The Washington Posts’s Erik Wemple has cast doubt on two details we reported in Glenn Greenwald and Murtaza Hussain’s story this week on FBI and NSA surveillance of prominent Muslim-Americans. His quibbles are not central to the story, but they merit a response because he is simply wrong.
Wemple disputes two claims we made in the story: 1) that while we were reporting the story, officials at the Department of Justice reached out to Muslim community leaders and claimed that it would contain errors even though it hadn’t been written yet, and 2) that Justice Department officials refused to acknowledge our requests for comment.
With respect to 1), Wemple contends that it was Muslim leaders themselves who went to the Justice Department to talk about our story, and not the other way around. His evidence is an account of a regularly scheduled July 1 meeting between members of the Arab-American Anti-Discrimination Committee (ADC) and a variety of government officials at the Justice Department. According to a memo Wemple obtained, it was the ADC itself that put the issue of “NSA surveillance of community organizations” on that meeting’s agenda, purportedly because our reporting had by that point kicked up enough dust that word had gotten around. Wemple also talked to several participants at the meeting, who described government officials as simply cautioning against making “assumptions,” as opposed to making claims that story would be inaccurate.
“[T]hat the ADC placed this matter before the government,” Wemple writes, “raises doubts as to just how strenuously Justice officials were ‘reaching out’ to discredit the pending Greenwald-Hussain story.”
I’m not in a position to dispute Wemple’s account of the July 1 meeting. But we began hearing about Justice Department officials attempting to discredit our story long before that meeting took place. Below are three emails, dated June 19 and 20, that I sent to Justice Department chief spokesman Brian Fallon telling him that “the Department of Justice has been reaching out to Muslim leaders in advance of the story” and inviting him to correct any inaccuracies.

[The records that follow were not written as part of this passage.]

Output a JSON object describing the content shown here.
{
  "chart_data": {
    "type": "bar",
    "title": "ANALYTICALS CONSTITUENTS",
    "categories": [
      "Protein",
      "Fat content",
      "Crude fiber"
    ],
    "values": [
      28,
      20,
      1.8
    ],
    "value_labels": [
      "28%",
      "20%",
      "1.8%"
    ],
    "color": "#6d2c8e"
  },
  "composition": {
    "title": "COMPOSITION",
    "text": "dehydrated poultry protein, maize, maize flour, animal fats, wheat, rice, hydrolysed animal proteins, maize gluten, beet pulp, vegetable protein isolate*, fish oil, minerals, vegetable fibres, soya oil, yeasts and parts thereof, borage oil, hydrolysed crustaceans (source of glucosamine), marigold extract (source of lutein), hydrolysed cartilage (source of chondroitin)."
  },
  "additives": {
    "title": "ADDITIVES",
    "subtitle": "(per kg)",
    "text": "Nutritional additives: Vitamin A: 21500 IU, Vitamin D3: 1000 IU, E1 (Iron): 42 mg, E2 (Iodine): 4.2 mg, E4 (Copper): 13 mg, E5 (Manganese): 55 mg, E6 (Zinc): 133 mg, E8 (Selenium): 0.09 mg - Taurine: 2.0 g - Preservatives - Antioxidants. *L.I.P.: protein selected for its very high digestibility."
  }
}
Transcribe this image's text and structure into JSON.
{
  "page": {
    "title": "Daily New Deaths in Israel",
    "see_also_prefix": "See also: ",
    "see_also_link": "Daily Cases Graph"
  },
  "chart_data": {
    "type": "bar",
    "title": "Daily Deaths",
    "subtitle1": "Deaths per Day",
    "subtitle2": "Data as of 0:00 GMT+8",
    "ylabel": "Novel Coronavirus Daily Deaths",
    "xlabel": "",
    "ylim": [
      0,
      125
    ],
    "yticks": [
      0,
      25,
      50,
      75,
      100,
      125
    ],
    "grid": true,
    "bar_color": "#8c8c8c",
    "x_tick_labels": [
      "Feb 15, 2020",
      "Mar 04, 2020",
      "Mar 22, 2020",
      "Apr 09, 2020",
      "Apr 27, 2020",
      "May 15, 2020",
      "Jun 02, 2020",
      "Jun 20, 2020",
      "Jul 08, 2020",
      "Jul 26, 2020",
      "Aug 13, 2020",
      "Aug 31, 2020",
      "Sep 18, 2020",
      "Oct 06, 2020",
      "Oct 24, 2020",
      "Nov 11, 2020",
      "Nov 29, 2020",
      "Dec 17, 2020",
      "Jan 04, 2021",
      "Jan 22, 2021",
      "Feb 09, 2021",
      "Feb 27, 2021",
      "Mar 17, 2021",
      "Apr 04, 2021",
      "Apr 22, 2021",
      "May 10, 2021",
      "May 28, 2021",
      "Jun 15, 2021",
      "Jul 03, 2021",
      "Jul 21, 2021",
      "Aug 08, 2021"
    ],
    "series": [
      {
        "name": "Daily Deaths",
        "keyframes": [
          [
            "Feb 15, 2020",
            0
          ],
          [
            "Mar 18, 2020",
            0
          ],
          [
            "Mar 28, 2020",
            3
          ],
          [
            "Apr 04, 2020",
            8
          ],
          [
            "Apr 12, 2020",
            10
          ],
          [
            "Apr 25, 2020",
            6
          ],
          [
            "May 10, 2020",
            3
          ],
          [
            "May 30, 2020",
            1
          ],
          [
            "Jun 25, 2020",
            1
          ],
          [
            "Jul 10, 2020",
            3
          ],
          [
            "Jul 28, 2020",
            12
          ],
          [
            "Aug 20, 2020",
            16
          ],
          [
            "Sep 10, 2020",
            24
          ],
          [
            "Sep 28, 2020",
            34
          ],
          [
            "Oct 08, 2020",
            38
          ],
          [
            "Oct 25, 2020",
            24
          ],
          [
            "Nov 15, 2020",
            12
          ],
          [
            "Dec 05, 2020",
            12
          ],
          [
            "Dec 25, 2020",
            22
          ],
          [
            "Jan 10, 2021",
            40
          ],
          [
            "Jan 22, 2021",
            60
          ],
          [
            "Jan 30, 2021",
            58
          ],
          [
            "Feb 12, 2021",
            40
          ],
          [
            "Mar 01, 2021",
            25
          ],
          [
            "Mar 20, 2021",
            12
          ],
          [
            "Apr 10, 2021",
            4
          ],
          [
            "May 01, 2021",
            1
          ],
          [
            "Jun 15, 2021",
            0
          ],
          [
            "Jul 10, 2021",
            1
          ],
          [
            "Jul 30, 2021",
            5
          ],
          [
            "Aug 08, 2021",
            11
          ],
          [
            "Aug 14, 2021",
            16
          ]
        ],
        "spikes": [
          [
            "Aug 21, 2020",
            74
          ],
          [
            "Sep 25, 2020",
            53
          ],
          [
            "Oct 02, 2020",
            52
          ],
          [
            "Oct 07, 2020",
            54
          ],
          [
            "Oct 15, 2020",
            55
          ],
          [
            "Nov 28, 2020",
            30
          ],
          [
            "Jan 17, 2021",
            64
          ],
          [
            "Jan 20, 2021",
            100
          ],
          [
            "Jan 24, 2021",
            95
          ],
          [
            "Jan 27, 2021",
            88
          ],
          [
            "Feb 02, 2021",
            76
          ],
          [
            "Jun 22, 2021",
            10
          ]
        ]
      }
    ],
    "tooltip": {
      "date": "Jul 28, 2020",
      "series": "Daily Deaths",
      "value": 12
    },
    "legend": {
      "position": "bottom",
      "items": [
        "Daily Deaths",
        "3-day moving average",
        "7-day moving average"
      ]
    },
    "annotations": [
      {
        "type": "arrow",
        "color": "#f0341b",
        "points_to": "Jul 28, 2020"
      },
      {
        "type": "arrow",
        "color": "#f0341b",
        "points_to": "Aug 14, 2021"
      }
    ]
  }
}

Whatever happened at the July 1 meeting, it occurred almost two weeks after we had already reached out to Justice officials about their efforts to undermine our story.
With respect to 2), Wemple relays Justice Department national security spokesman Marc Raimondi’s suggestion that the department had responded to our requests for comment:
Marc Raimondi, the Justice Department’s national security spokesman, takes issue with The Intercept. As to the claim that the Justice Department didn’t respond to comment requests, Raimondi writes, “The Justice Department was part of the interagency working group that responded to The Intercept staff numerous times during the creation of their story.”
As you can see above, I emailed Raimondi’s boss Brian Fallon three times in June seeking comment. I also called Fallon’s cell phone four times on June 19, once on June 20, and again on July 1. I called Raimondi’s cell phone once on June 19, twice on June 20, and once on July 1. I called the Justice Department’s main public affairs line and left messages once on June 19 and twice on June 20. And I texted both Raimondi and Fallon on June 19 and Raimondi again on July 1—on that occasion with the message, “You guys are clearly acting in bad faith on this story. Please call me.” Nobody responded to or acknowledged any of those messages.
Despite those efforts, at no point in the reporting of the FISA story did any of the reporters involved communicate with any Justice Department public affairs officials. Nor did any of the other government spokespeople we communicated with—at the NSA and the Office of the Director of National Intelligence—ever offer any indication that they were coordinating their responses with the Justice Department or were authorized to speak for Justice Department officials.
Any claim that Justice Department public affairs officials responded to, participated in, or cooperated with The Intercept‘s reporting of this story is a lie.